Douglas shook his head. “I feel nothing.”

Literally. From the hips down he was once again paralyzed, this time with no hope of recovery.

“The surgeon warned you that it could happen?” Jonas asked. He’d commanded that Douglas be given the warning.

Douglas nodded. “I was warned.”

The chip implanted needed months to interact with the nerve endings. By pushing himself as he had physically, Douglas had been the cause of his own demise.

“Then we’ll proceed,” Jonas stated. “I want the names of the final four of the Deadly Dozen.”

He was surprised when Douglas gave him the names. Three of them anyway.

“The fourth died,” Douglas sighed. “I heard about his death after I escaped. Ivan never was very smart. He pissed off the wrong man in his own government and paid for it.”

Ivan Vilanov, the former Russian elite officer that had once been an attaché to the United States.

“And the child of Patrick Wallace?” Jonas asked.
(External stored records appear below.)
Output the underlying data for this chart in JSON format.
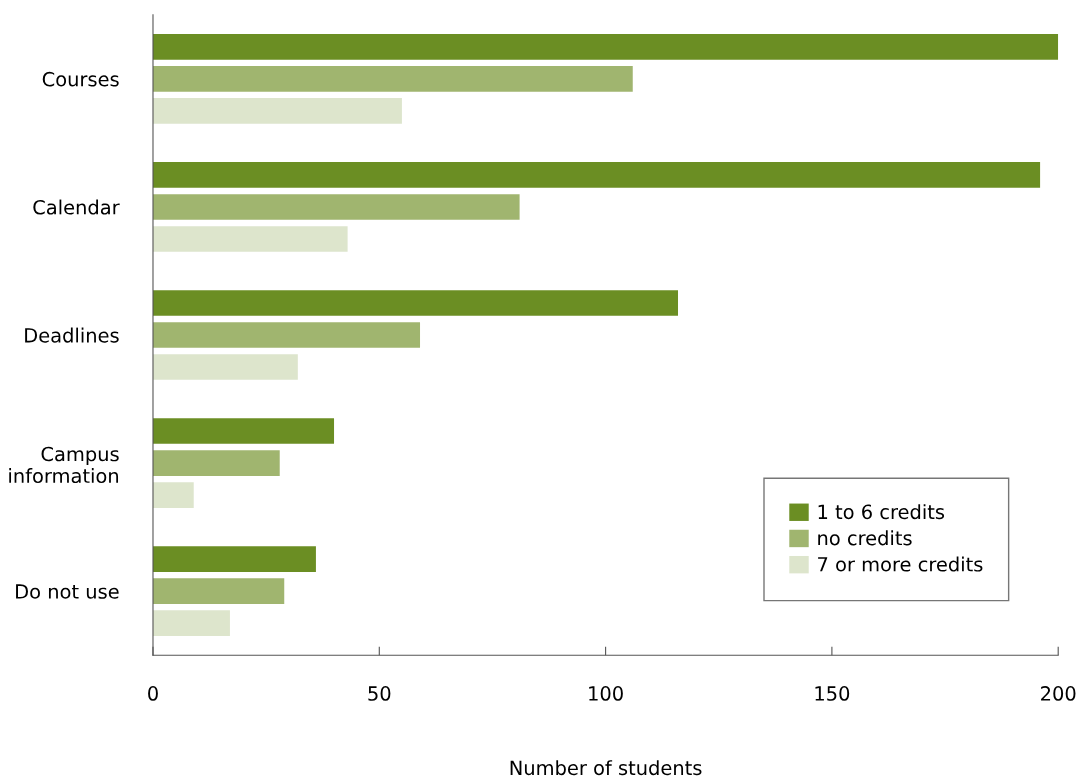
{
  "chart_data": {
    "type": "bar",
    "orientation": "horizontal",
    "xlabel": "Number of students",
    "categories": [
      "Courses",
      "Calendar",
      "Deadlines",
      "Campus\ninformation",
      "Do not use"
    ],
    "series": [
      {
        "name": "1 to 6 credits",
        "color": "#6b8e23",
        "values": [
          200,
          196,
          116,
          40,
          36
        ]
      },
      {
        "name": "no credits",
        "color": "#a0b56f",
        "values": [
          106,
          81,
          59,
          28,
          29
        ]
      },
      {
        "name": "7 or more credits",
        "color": "#dde5cc",
        "values": [
          55,
          43,
          32,
          9,
          17
        ]
      }
    ],
    "xlim": [
      0,
      200
    ],
    "xticks": [
      0,
      50,
      100,
      150,
      200
    ],
    "grid": false,
    "legend": "bottom right"
  }
}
That was the information he needed, what he wanted more than anything else.

Douglas lifted his head. “A boy. He was sold to this couple.” He gave their names easily. “They died. The report I have is that he has an older sister that disappeared with him a few years ago. I wasn’t able to find out more.” And Jonas believed him.

Jonas nodded as he checked the voice recorder he carried to make certain it was still recording everything.

“Did you know who Patrick Wallace was?” he asked Douglas.

Once again the other man nodded. “Azrael. The angel of death. We knew. He disappeared after that hunt. I knew he was wounded. I hoped he was dead. I was wrong.”

And now he was gone.

“And Brandenmore and Engalls?” Jonas questioned him. “Tell me what you know about their part in the hunts and the Genetics Council.”